Joyce Meyer taught me that while the things that are impossible for me are possible for God, God won't necessarily do for me what I can easily do myself. And, as I wrote before, I know that I have to prepare my fields for rain before God will answer my prayers. My sister offered me a job in the bakery where she works. She said the hours would be flexible, I could go when I wanted and not go when I didn't want to, there would be little contact with other people besides her....and I'm turning it down. If I want to get better, I have to avoid things that give me excuses to stay down. I can't let myself take the easy road. I have to stay strong and do things that seem hard, because only in doing that am I leaning on God and believing that He is stronger than I am. I believe that God will deliver me from this mess I've been living in. I believe that He does not want me to live anything less than an abundant life, and He does not want me to live out the plan for anyone's life but my own. I believe that He wants good things for me, He hears my cries and knows the desires of my heart, and wants to bless me beyond my wildest imagination. Laying in bed and thinking that, though, doesn't show faith. That doesn't glorify Him, and that is NOT His plan for me. Jesus did not die so that I could lay in bed and feel sorry for myself. He didn't die and conquer the grave so that I could live a mediocre life and constantly feel like I'm not good enough. He didn't give me a new life so I could life someone else's dream for me. I have a life, I have my own dreams, and I have a purpose and a plan and a God who wants to make them happen for me. He is a Wonderful God!

"So, Jess....what'd you do today?"

Today, I printed my resume (5 copies) and headed downtown this morning to the Medical College of Georgia. It's the biggest hospital system in our area, and I figured it was a good place to start. I left copies of my resume all over the place down there, had an interview with the director of liguistic and cultural services for a medical interpretor position, and have some good leads on 4 or 5 other positions open throughout the hospital. God lit a fire under me, and I'm off and running.

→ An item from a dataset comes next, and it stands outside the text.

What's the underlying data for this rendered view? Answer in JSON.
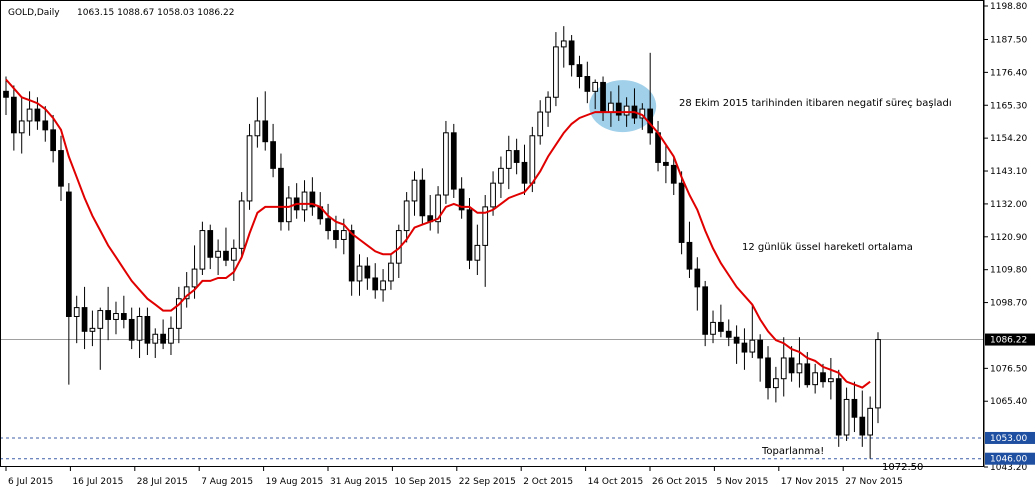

"I waited patiently for the Lord; He turned to me and He heard my cry. He lifted me out of the slimy pit, out of the mud and mire; he set my feet on a rock and gave me a firm place to stand. He put a new song in my mouth, a hymn of praise to our God. Many will see and fear and put their trust in the Lord. Blessed is the man who makes the Lord his trust..." (Psalm 40: 1-4)

1 of your thoughts:

Beccalynn said...

Wow Jess! That's so wonderful! I'm so happy for you! ...and I'm glad you're not going to school and you've decided what you want! I'm happy!